Surprise! I've lost three pounds this week. I guess grief and worry is a good thing if you're watching your weight. Thanks but no thanks. In thinking about it, though, I'd rather walk. Anyways, this bring my total weight loss for the year to 17 pounds. Boy. Did I have to scrounge around to find that. I didn't post the total lost last week (because there was only ounces lost, not pounds). I didn't post at all the week prior. (How did I forget? I've never forgotten before.) Finally, three weeks back, I found it. Man. I write a lot of nothing. Why do you folks keep coming back here? Honestly. Have you no sense?
That young mother from the cancer center? A pastor's wife e-mailed me. She thought she knew her. Bless her heart, she called up the woman and said, "Did you meet a woman at the cancer center..." Her name is Kathy. Turns out she's been unable to stop thinking about me. She gave me her address. Her phone numbers, both at work, and at home. Judy, my friend, e-mailed this information to me and closed with "Do you see God at work in any of this?" Yes. Yes, Judy, I can. Just as He led us to meet. Just as he led new Mary to call all those months ago, because she had read a column. Just as he led old Mary and I to be roaming the halls of Youngsville High School back in 1969, both of us lost and looking for the same classroom. Thank you, Judy. And just as soon as I get my self over my dog, as soon as I take a deep breath and (again) turn my kids over to God, well, I'll give Kathy a call. She does not need an emotional sap calling her out of the blue.

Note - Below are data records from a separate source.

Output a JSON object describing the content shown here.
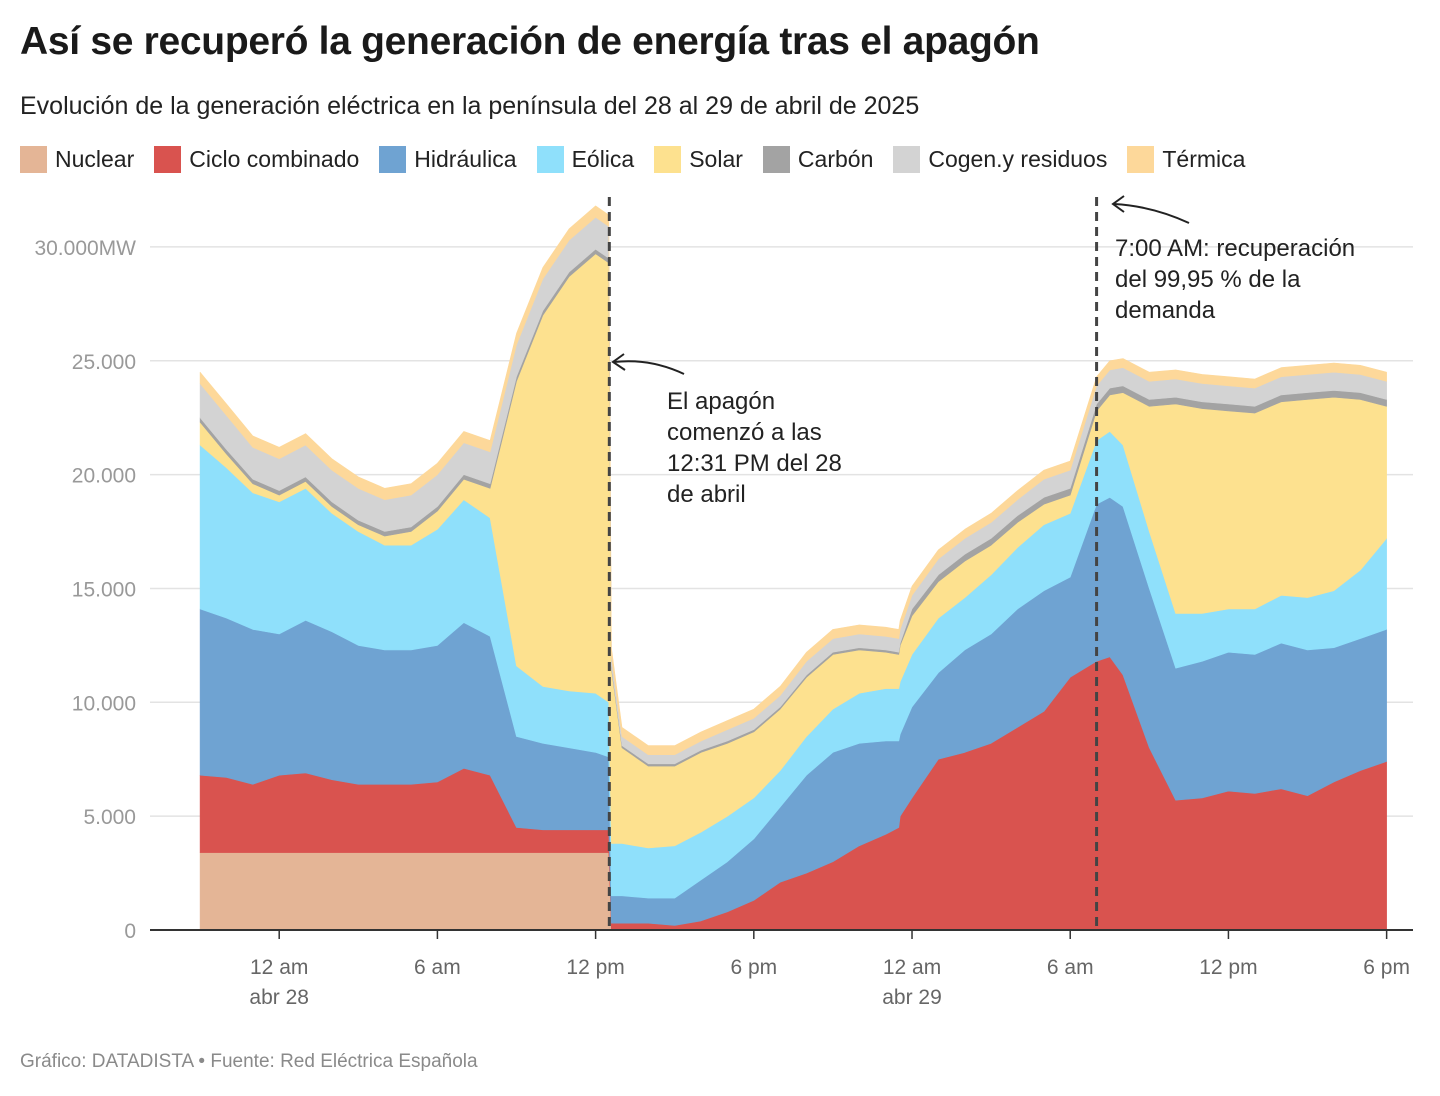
{
  "title": "Así se recuperó la generación de energía tras el apagón",
  "subtitle": "Evolución de la generación eléctrica en la península del 28 al 29 de abril de 2025",
  "source": "Gráfico: DATADISTA • Fuente: Red Eléctrica Española",
  "legend": [
    {
      "label": "Nuclear",
      "color": "#e4b596"
    },
    {
      "label": "Ciclo combinado",
      "color": "#d9534f"
    },
    {
      "label": "Hidráulica",
      "color": "#6fa3d2"
    },
    {
      "label": "Eólica",
      "color": "#8fe0fb"
    },
    {
      "label": "Solar",
      "color": "#fde18f"
    },
    {
      "label": "Carbón",
      "color": "#a3a3a3"
    },
    {
      "label": "Cogen.y residuos",
      "color": "#d3d3d3"
    },
    {
      "label": "Térmica",
      "color": "#fdd89a"
    }
  ],
  "chart_data": {
    "type": "area",
    "stacked": true,
    "title": "Así se recuperó la generación de energía tras el apagón",
    "x_unit": "hours since 00:00 abr 28",
    "x": [
      -3,
      -2,
      -1,
      0,
      1,
      2,
      3,
      4,
      5,
      6,
      7,
      8,
      9,
      10,
      11,
      12,
      12.5,
      12.6,
      13,
      14,
      15,
      16,
      17,
      18,
      19,
      20,
      21,
      22,
      23,
      23.5,
      23.55,
      24,
      25,
      26,
      27,
      28,
      29,
      30,
      31,
      31.5,
      32,
      33,
      34,
      35,
      36,
      37,
      38,
      39,
      40,
      41,
      42
    ],
    "series": [
      {
        "name": "Nuclear",
        "values": [
          3400,
          3400,
          3400,
          3400,
          3400,
          3400,
          3400,
          3400,
          3400,
          3400,
          3400,
          3400,
          3400,
          3400,
          3400,
          3400,
          3400,
          0,
          0,
          0,
          0,
          0,
          0,
          0,
          0,
          0,
          0,
          0,
          0,
          0,
          0,
          0,
          0,
          0,
          0,
          0,
          0,
          0,
          0,
          0,
          0,
          0,
          0,
          0,
          0,
          0,
          0,
          0,
          0,
          0,
          0
        ]
      },
      {
        "name": "Ciclo combinado",
        "values": [
          3400,
          3300,
          3000,
          3400,
          3500,
          3200,
          3000,
          3000,
          3000,
          3100,
          3700,
          3400,
          1100,
          1000,
          1000,
          1000,
          1000,
          300,
          300,
          300,
          200,
          400,
          800,
          1300,
          2100,
          2500,
          3000,
          3700,
          4200,
          4500,
          5000,
          5800,
          7500,
          7800,
          8200,
          8900,
          9600,
          11100,
          11800,
          12000,
          11200,
          8000,
          5700,
          5800,
          6100,
          6000,
          6200,
          5900,
          6500,
          7000,
          7400
        ]
      },
      {
        "name": "Hidráulica",
        "values": [
          7300,
          7000,
          6800,
          6200,
          6700,
          6500,
          6100,
          5900,
          5900,
          6000,
          6400,
          6100,
          4000,
          3800,
          3600,
          3400,
          3200,
          1200,
          1200,
          1100,
          1200,
          1800,
          2200,
          2700,
          3300,
          4300,
          4800,
          4500,
          4100,
          3800,
          3600,
          4000,
          3800,
          4500,
          4800,
          5200,
          5300,
          4400,
          6900,
          7000,
          7400,
          7000,
          5800,
          6000,
          6100,
          6100,
          6400,
          6400,
          5900,
          5800,
          5800
        ]
      },
      {
        "name": "Eólica",
        "values": [
          7200,
          6600,
          6000,
          5800,
          5800,
          5200,
          5000,
          4600,
          4600,
          5100,
          5400,
          5200,
          3100,
          2500,
          2500,
          2600,
          2400,
          2300,
          2300,
          2200,
          2300,
          2100,
          2000,
          1800,
          1600,
          1700,
          1900,
          2200,
          2300,
          2300,
          2300,
          2300,
          2400,
          2300,
          2600,
          2700,
          2900,
          2800,
          2800,
          2900,
          2700,
          2500,
          2400,
          2100,
          1900,
          2000,
          2100,
          2300,
          2500,
          3000,
          4000
        ]
      },
      {
        "name": "Solar",
        "values": [
          1000,
          600,
          400,
          300,
          300,
          300,
          300,
          400,
          600,
          800,
          900,
          1300,
          12500,
          16300,
          18200,
          19300,
          19300,
          7700,
          4200,
          3600,
          3500,
          3500,
          3200,
          2900,
          2700,
          2600,
          2400,
          1900,
          1600,
          1500,
          1600,
          1700,
          1600,
          1600,
          1300,
          1100,
          900,
          800,
          1300,
          1600,
          2300,
          5500,
          9200,
          9000,
          8700,
          8600,
          8500,
          8700,
          8500,
          7500,
          5800
        ]
      },
      {
        "name": "Carbón",
        "values": [
          200,
          200,
          200,
          200,
          200,
          200,
          200,
          200,
          200,
          200,
          200,
          200,
          200,
          200,
          200,
          200,
          200,
          100,
          100,
          100,
          100,
          100,
          100,
          100,
          100,
          100,
          100,
          100,
          100,
          100,
          100,
          300,
          300,
          300,
          300,
          300,
          300,
          300,
          300,
          300,
          300,
          300,
          300,
          300,
          300,
          300,
          300,
          300,
          300,
          300,
          300
        ]
      },
      {
        "name": "Cogen.y residuos",
        "values": [
          1500,
          1500,
          1400,
          1400,
          1400,
          1400,
          1400,
          1400,
          1400,
          1400,
          1400,
          1400,
          1400,
          1400,
          1400,
          1400,
          1400,
          400,
          400,
          400,
          400,
          400,
          500,
          500,
          500,
          600,
          600,
          600,
          600,
          600,
          600,
          600,
          700,
          700,
          700,
          700,
          800,
          800,
          800,
          800,
          800,
          800,
          800,
          800,
          800,
          800,
          800,
          800,
          800,
          800,
          800
        ]
      },
      {
        "name": "Térmica",
        "values": [
          500,
          500,
          500,
          500,
          500,
          500,
          500,
          500,
          500,
          500,
          500,
          500,
          500,
          500,
          500,
          500,
          500,
          400,
          400,
          400,
          400,
          400,
          400,
          400,
          400,
          400,
          400,
          400,
          400,
          400,
          400,
          400,
          400,
          400,
          400,
          400,
          400,
          400,
          400,
          400,
          400,
          400,
          400,
          400,
          400,
          400,
          400,
          400,
          400,
          400,
          400
        ]
      }
    ],
    "xlim": [
      -4.9,
      43
    ],
    "ylim": [
      0,
      32500
    ],
    "y_ticks": [
      0,
      5000,
      10000,
      15000,
      20000,
      25000,
      30000
    ],
    "y_tick_labels": [
      "0",
      "5.000",
      "10.000",
      "15.000",
      "20.000",
      "25.000",
      "30.000MW"
    ],
    "x_ticks": [
      {
        "value": 0,
        "label": "12 am",
        "sublabel": "abr 28"
      },
      {
        "value": 6,
        "label": "6 am",
        "sublabel": ""
      },
      {
        "value": 12,
        "label": "12 pm",
        "sublabel": ""
      },
      {
        "value": 18,
        "label": "6 pm",
        "sublabel": ""
      },
      {
        "value": 24,
        "label": "12 am",
        "sublabel": "abr 29"
      },
      {
        "value": 30,
        "label": "6 am",
        "sublabel": ""
      },
      {
        "value": 36,
        "label": "12 pm",
        "sublabel": ""
      },
      {
        "value": 42,
        "label": "6 pm",
        "sublabel": ""
      }
    ],
    "grid": true,
    "annotations": [
      {
        "x": 12.52,
        "text_lines": [
          "El apagón",
          "comenzó a las",
          "12:31 PM del 28",
          "de abril"
        ]
      },
      {
        "x": 31,
        "text_lines": [
          "7:00 AM: recuperación",
          "del 99,95 % de la",
          "demanda"
        ]
      }
    ]
  }
}
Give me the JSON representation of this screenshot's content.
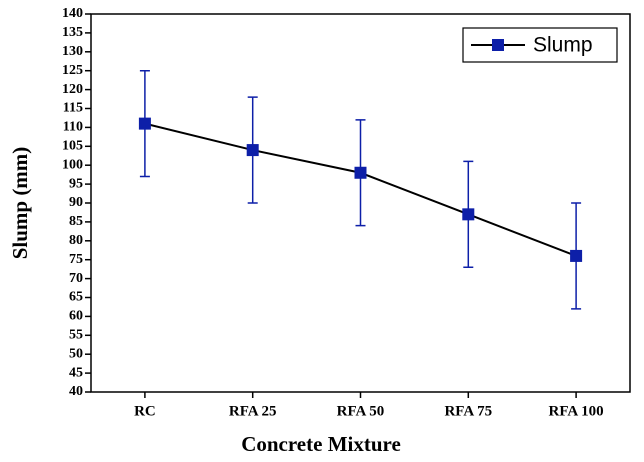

I got another e-mail. A doctor from our small hospital stopped the nice mammogram lady, Cheryl, in the hall and told her about my blog. I've met Cheryl three times now. She really is a lovely person, perfect for the job that she does. It's an interesting point that I'm at. I just don't want to be surprised by things. I want to know. I want to know what other people hear. I don't want candy coating. I want numbers. I want to know what I can do. I don't want to research on the internet. I don't want to be surprised by what I'm reading. I want to talk about 'this is what I'm doing', and I want to talk about what others are doing to keep themselves happy and (hopefully) healthy. I am not one to wait and see. I guess when it's all said and done, I need to know that I've done everything, no matter how small, to fight my best fight. I am losing weight. I am exercising. I am eating broccoli until it comes out of my ears. Is there something else? What do you hear? What else can I do? What do you do? The Cancer Center could provide a plan, or at least give us the information we need to create our own plan. Cancer changes a person's life. Worry that cancer will return is normal. When your fears are dismissed, you feel small and foolish. Whiny, even.
So now I worry about whether or not people are mad at me at our little hospital. It was not meant as criticism. It would be nice if, for instance, people at the hospital said, "Well, this is something that we could do better at..." We shall see, I suppose. We shall see.